O coelho cor de rosa


O amor que damos não é o amor que os outros recebem

Hoje Guinho estava queixoso no café da manhã. Fazendo biquinho, no colo da mãe, reclamava:
- O meu coelho cor de rosa fugiu!

Guinho tem dois anos e meio. Estava realmente sentido, com aqueles olhos meiguinhos e voz chorosa. A mãe observou:

- Mas, filho, você não tem nenhum coelho cor de rosa!
- Tenho, sim! – reclamou ele, fazendo bico. – Ele estava sentado aqui na cadeira da cozinha. Eu fui ablaçar ele... E ele fugiu de mim!

Maíde, a babá, percebeu que ele havia tido um sonho. Crianças de dois anos e meio sonham. Coisas que para ela têm algum significado. Mais do que isso, coisas que para elas também são reais. Para Guinho, sonho não tem diferença de lembrança. Para ele, o sonho realmente aconteceu.

Talvez Guinho, que vive num mundo meio de sonho, tenha transferido para sua vida no sono algo que também acontece com ele durante o dia. Os cachorros, por exemplo, que ele adora, fogem dele como o diabo da cruz. Um bom exemplo é o Aramis.
Na casa de minha irmã, onde vive o cachorro que foi de minha mãe, Guinho e o priminho Theo vivem atrás o bichinho, um cocker spaniel sossegadão, que vive arrastando as orelhas. Querem abraçá-lo, beijá-lo, enchê-lo da carinhos. Mas isso significa também pular em cima dele, puxar-lhe o rabo, com uma insistência tão massacrante que Aramis, prevenido, trata de fugir deles quando se aproximam.

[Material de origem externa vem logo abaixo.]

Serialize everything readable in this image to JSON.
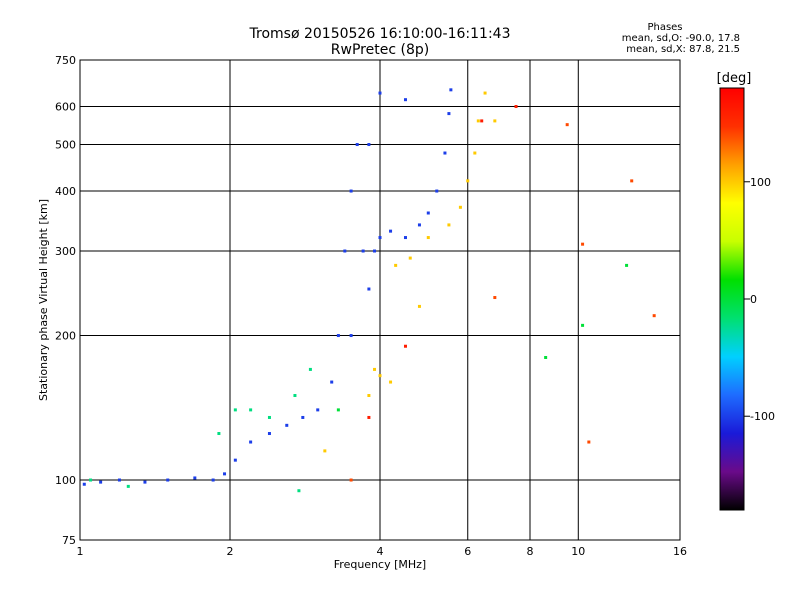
{
  "chart_data": {
    "type": "scatter",
    "title": "Tromsø 20150526 16:10:00-16:11:43",
    "subtitle": "RwPretec (8p)",
    "xlabel": "Frequency [MHz]",
    "ylabel": "Stationary phase Virtual Height [km]",
    "x_scale": "log",
    "y_scale": "log",
    "xlim": [
      1,
      16
    ],
    "ylim": [
      75,
      750
    ],
    "x_ticks": [
      1,
      2,
      4,
      6,
      8,
      10,
      16
    ],
    "y_ticks": [
      75,
      100,
      200,
      300,
      400,
      500,
      600,
      750
    ],
    "grid": true,
    "phases": {
      "heading": "Phases",
      "line_o": "mean, sd,O: -90.0, 17.8",
      "line_x": "mean, sd,X:  87.8, 21.5"
    },
    "colorbar": {
      "label": "[deg]",
      "range": [
        -180,
        180
      ],
      "ticks": [
        100,
        0,
        -100
      ],
      "colors": [
        "#000000",
        "#6a0a8a",
        "#1a1ad8",
        "#1e6cff",
        "#00d0ff",
        "#00e070",
        "#00e000",
        "#c8ff00",
        "#ffff00",
        "#ffa000",
        "#ff3000",
        "#ff0000"
      ]
    },
    "series": [
      {
        "phase": -100,
        "points": [
          [
            1.02,
            98
          ],
          [
            1.1,
            99
          ],
          [
            1.2,
            100
          ],
          [
            1.35,
            99
          ],
          [
            1.5,
            100
          ],
          [
            1.7,
            101
          ],
          [
            1.85,
            100
          ],
          [
            1.95,
            103
          ],
          [
            2.05,
            110
          ],
          [
            2.2,
            120
          ],
          [
            2.4,
            125
          ],
          [
            2.6,
            130
          ],
          [
            2.8,
            135
          ],
          [
            3.0,
            140
          ],
          [
            3.2,
            160
          ],
          [
            3.3,
            200
          ],
          [
            3.4,
            300
          ],
          [
            3.5,
            400
          ],
          [
            3.6,
            500
          ],
          [
            3.7,
            300
          ],
          [
            3.8,
            250
          ],
          [
            3.9,
            300
          ],
          [
            4.0,
            320
          ],
          [
            4.2,
            330
          ],
          [
            4.5,
            320
          ],
          [
            4.8,
            340
          ],
          [
            5.0,
            360
          ],
          [
            5.2,
            400
          ],
          [
            5.4,
            480
          ],
          [
            5.5,
            580
          ],
          [
            5.55,
            650
          ],
          [
            4.5,
            620
          ],
          [
            4.0,
            640
          ],
          [
            3.8,
            500
          ],
          [
            3.5,
            200
          ]
        ]
      },
      {
        "phase": 100,
        "points": [
          [
            3.1,
            115
          ],
          [
            3.8,
            150
          ],
          [
            3.9,
            170
          ],
          [
            4.0,
            165
          ],
          [
            4.2,
            160
          ],
          [
            4.3,
            280
          ],
          [
            4.6,
            290
          ],
          [
            4.8,
            230
          ],
          [
            5.0,
            320
          ],
          [
            5.5,
            340
          ],
          [
            5.8,
            370
          ],
          [
            6.0,
            420
          ],
          [
            6.2,
            480
          ],
          [
            6.3,
            560
          ],
          [
            6.5,
            640
          ],
          [
            6.8,
            560
          ]
        ]
      },
      {
        "phase": -20,
        "points": [
          [
            1.05,
            100
          ],
          [
            1.25,
            97
          ],
          [
            1.9,
            125
          ],
          [
            2.05,
            140
          ],
          [
            2.2,
            140
          ],
          [
            2.4,
            135
          ],
          [
            2.7,
            150
          ],
          [
            2.9,
            170
          ],
          [
            2.75,
            95
          ]
        ]
      },
      {
        "phase": 160,
        "points": [
          [
            3.8,
            135
          ],
          [
            4.5,
            190
          ],
          [
            6.4,
            560
          ],
          [
            7.5,
            600
          ]
        ]
      },
      {
        "phase": 0,
        "points": [
          [
            3.3,
            140
          ],
          [
            8.6,
            180
          ],
          [
            10.2,
            210
          ],
          [
            12.5,
            280
          ]
        ]
      },
      {
        "phase": 140,
        "points": [
          [
            3.5,
            100
          ],
          [
            6.8,
            240
          ],
          [
            9.5,
            550
          ],
          [
            10.2,
            310
          ],
          [
            10.5,
            120
          ],
          [
            12.8,
            420
          ],
          [
            14.2,
            220
          ]
        ]
      }
    ]
  }
}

Guinho quer dar seu amor ao bichinho, mas é um amor sufocante. E não entende Aramis: se sua intenção é das melhores (carinho), por quê o bicho o rejeita, fugindo dessa maneira?
Cedo Guinho descobriu algo de que muitos de nós nem mais tarde fazemos conta: o amor que damos não é o amor que os outros recebem. Por vezes, empregamos os nossos melhores esforços, e de maneira sincera. Acreditamos amar muito. Porém, esse amor muitas vezes não supre as necessidades dos outros. O que fazemos não é o que os outros precisam. Pior, há amores que incomodam, invadem, machucam. Fazem com que os outros se afastem de nós.
Todo ser amado tem seus momentos de coelho cor de rosa. E todo aquele que ama tem momentos como o de Guinho, porque, como em seu sonho, de alguma forma se sente rejeitado no amor, sobretudo quando o ente querido se afasta. O amado se sente incompreeendido, e quem ama também. Quando o coelho cor de rosa foge, nos sentimos duas vezes mais tristes: pela incompreensão e pelo abandono.

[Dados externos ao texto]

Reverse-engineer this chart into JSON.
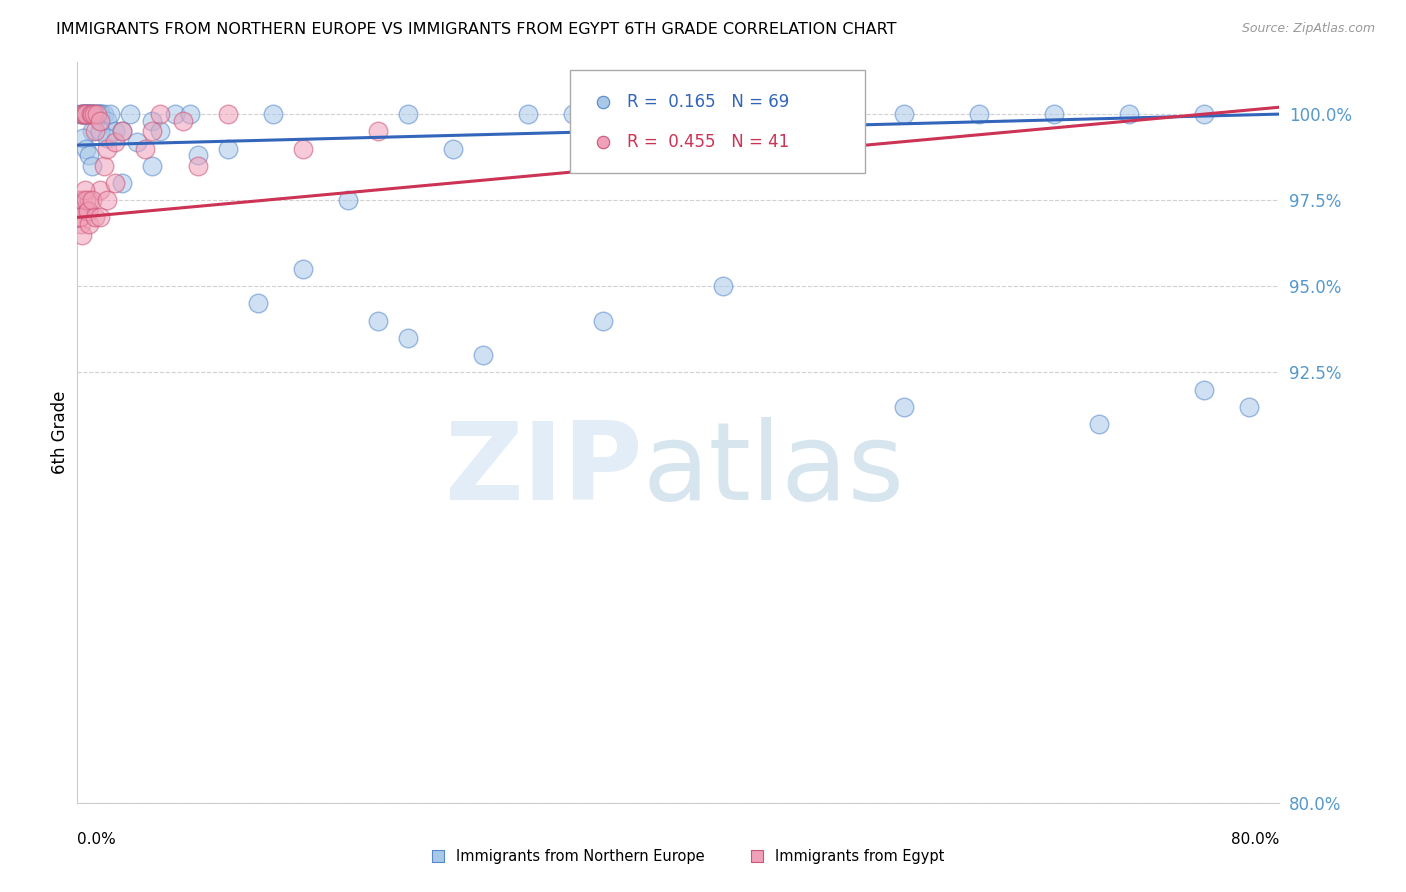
{
  "title": "IMMIGRANTS FROM NORTHERN EUROPE VS IMMIGRANTS FROM EGYPT 6TH GRADE CORRELATION CHART",
  "source": "Source: ZipAtlas.com",
  "ylabel": "6th Grade",
  "ytick_labels": [
    "100.0%",
    "97.5%",
    "95.0%",
    "92.5%",
    "80.0%"
  ],
  "ytick_values": [
    100.0,
    97.5,
    95.0,
    92.5,
    80.0
  ],
  "xlim": [
    0.0,
    80.0
  ],
  "ylim": [
    80.0,
    101.5
  ],
  "legend_blue_R": "0.165",
  "legend_blue_N": "69",
  "legend_pink_R": "0.455",
  "legend_pink_N": "41",
  "blue_color": "#A8C8E8",
  "pink_color": "#F0A0B8",
  "blue_edge_color": "#5588CC",
  "pink_edge_color": "#CC5577",
  "blue_line_color": "#3366BB",
  "pink_line_color": "#CC3355",
  "blue_scatter_x": [
    0.2,
    0.3,
    0.4,
    0.5,
    0.5,
    0.6,
    0.6,
    0.7,
    0.7,
    0.8,
    0.8,
    0.9,
    0.9,
    1.0,
    1.0,
    1.1,
    1.2,
    1.3,
    1.4,
    1.5,
    1.5,
    1.6,
    1.8,
    2.0,
    2.2,
    2.5,
    3.0,
    3.5,
    4.0,
    5.0,
    5.5,
    6.5,
    7.5,
    10.0,
    13.0,
    18.0,
    22.0,
    25.0,
    30.0,
    33.0,
    38.0,
    40.0,
    45.0,
    50.0,
    55.0,
    60.0,
    65.0,
    70.0,
    75.0,
    0.4,
    0.6,
    0.8,
    1.0,
    1.5,
    2.0,
    3.0,
    5.0,
    8.0,
    12.0,
    15.0,
    20.0,
    22.0,
    27.0,
    35.0,
    43.0,
    55.0,
    68.0,
    75.0,
    78.0
  ],
  "blue_scatter_y": [
    100.0,
    100.0,
    100.0,
    100.0,
    100.0,
    100.0,
    100.0,
    100.0,
    100.0,
    100.0,
    100.0,
    100.0,
    100.0,
    100.0,
    99.5,
    100.0,
    100.0,
    100.0,
    100.0,
    100.0,
    100.0,
    100.0,
    100.0,
    99.8,
    100.0,
    99.5,
    99.5,
    100.0,
    99.2,
    99.8,
    99.5,
    100.0,
    100.0,
    99.0,
    100.0,
    97.5,
    100.0,
    99.0,
    100.0,
    100.0,
    100.0,
    100.0,
    100.0,
    100.0,
    100.0,
    100.0,
    100.0,
    100.0,
    100.0,
    99.3,
    99.0,
    98.8,
    98.5,
    99.5,
    99.3,
    98.0,
    98.5,
    98.8,
    94.5,
    95.5,
    94.0,
    93.5,
    93.0,
    94.0,
    95.0,
    91.5,
    91.0,
    92.0,
    91.5
  ],
  "pink_scatter_x": [
    0.1,
    0.15,
    0.2,
    0.25,
    0.3,
    0.35,
    0.4,
    0.5,
    0.6,
    0.7,
    0.8,
    0.9,
    1.0,
    1.1,
    1.2,
    1.3,
    1.5,
    1.5,
    1.8,
    2.0,
    2.5,
    2.5,
    3.0,
    4.5,
    5.0,
    5.5,
    7.0,
    8.0,
    10.0,
    15.0,
    20.0,
    0.2,
    0.3,
    0.5,
    0.6,
    0.7,
    0.8,
    1.0,
    1.2,
    1.5,
    2.0
  ],
  "pink_scatter_y": [
    97.5,
    97.2,
    97.0,
    96.8,
    100.0,
    97.5,
    100.0,
    100.0,
    100.0,
    97.2,
    97.5,
    100.0,
    100.0,
    100.0,
    99.5,
    100.0,
    99.8,
    97.8,
    98.5,
    99.0,
    99.2,
    98.0,
    99.5,
    99.0,
    99.5,
    100.0,
    99.8,
    98.5,
    100.0,
    99.0,
    99.5,
    97.0,
    96.5,
    97.8,
    97.5,
    97.2,
    96.8,
    97.5,
    97.0,
    97.0,
    97.5
  ]
}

O amor é o sentimento essencial do ser humano, porque é o que nos dá segurança desde a infância e faz com que enfrentemos o mundo. Crianças pequenas que temem a ausência dos pais ou sofrem com a falta de amor tendem a se tornar muito sensíveis. Ela amadurecem quando aprendem que os pais são pessoas diferenets e conseguem se sentir seguras mesmo quando elas estão longe ou não têm o seu amparo.

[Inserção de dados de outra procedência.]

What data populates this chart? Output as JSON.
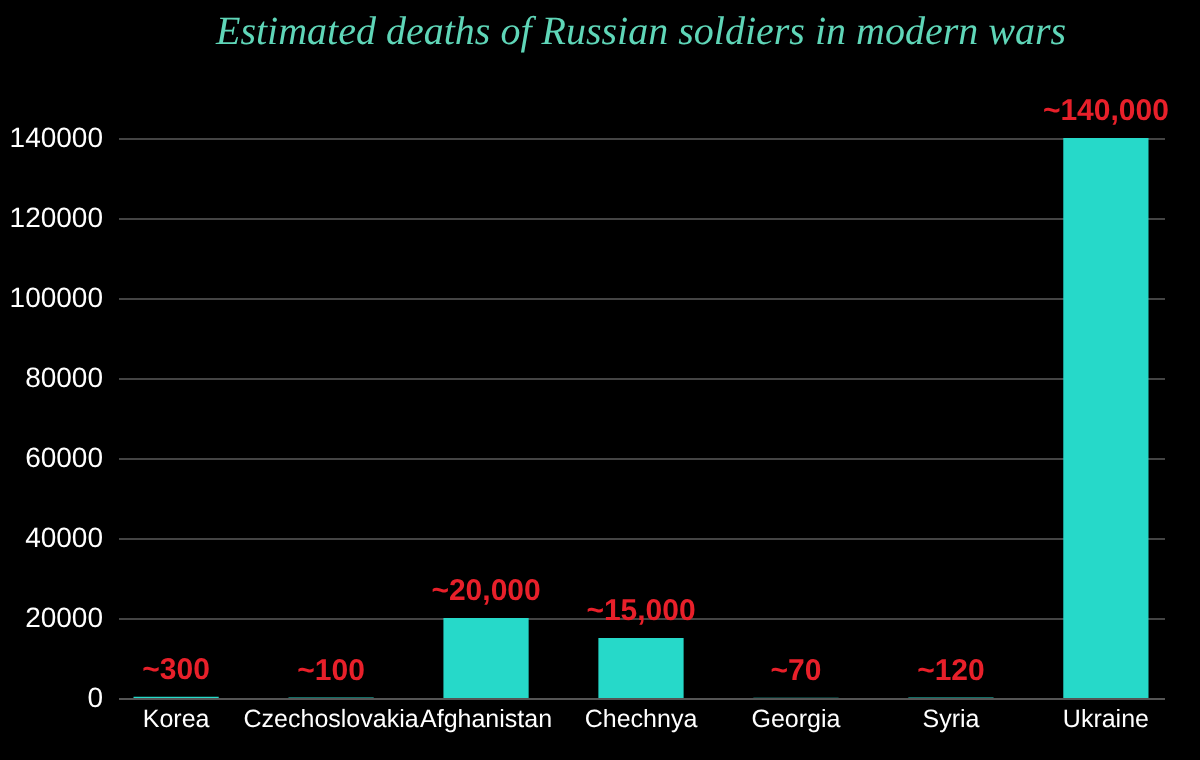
{
  "chart_data": {
    "type": "bar",
    "title": "Estimated deaths of Russian soldiers in modern wars",
    "categories": [
      "Korea",
      "Czechoslovakia",
      "Afghanistan",
      "Chechnya",
      "Georgia",
      "Syria",
      "Ukraine"
    ],
    "values": [
      300,
      100,
      20000,
      15000,
      70,
      120,
      140000
    ],
    "value_labels": [
      "~300",
      "~100",
      "~20,000",
      "~15,000",
      "~70",
      "~120",
      "~140,000"
    ],
    "color": "#26d9c9",
    "ylim": [
      0,
      140000
    ],
    "yticks": [
      0,
      20000,
      40000,
      60000,
      80000,
      100000,
      120000,
      140000
    ],
    "grid": "y"
  }
}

Com o tempo, substituímos a presença dos pais por uma rpesença simbólica, como se eles estivessem dentro de nós. Dependemos menos dos outros ao introjetarmos esse amor. É uma preparação necessária, não apenas para lidar com as frutrações da vida, sobretudo as amorosos, como a própria perda futura dos entes queridos. Eu, que perdi minha mãe há seis meses, gosto de pensar que de alguma forma ela está comigo; é um sentimento comfortador.
Existem crianças mais sensíveis, que não conseguem se livrar nunca desse sentimento de perda. Não conseguem proteger a si mesmas dos sentimentos de perda, rejeição, abandono. Cada vez que são rejeitadas pelo coelho rosa, sentem-se solitárias, vazias, abandonadas. No limite, transformam-se em adultos fronteiriços, com tendência para a depressão e até mesmo o suicídio.

Como os artistas em geral, romancistas são normalmente mais sensíveis. Aumentamos um pouco os sentimentos, ou estamos menos protegidos deles do que outras pessoas que lidam com a vida de maneira mais automática. Refletimos mais porque sentimos mais e tentamos investigar as origens do que nos afeta, porque nos afeta muito. Muitos romancistas fazem do próprio trabalho não apenas entretenimento para os outros, como uma maneira de lidar com seus próprios sentimentos.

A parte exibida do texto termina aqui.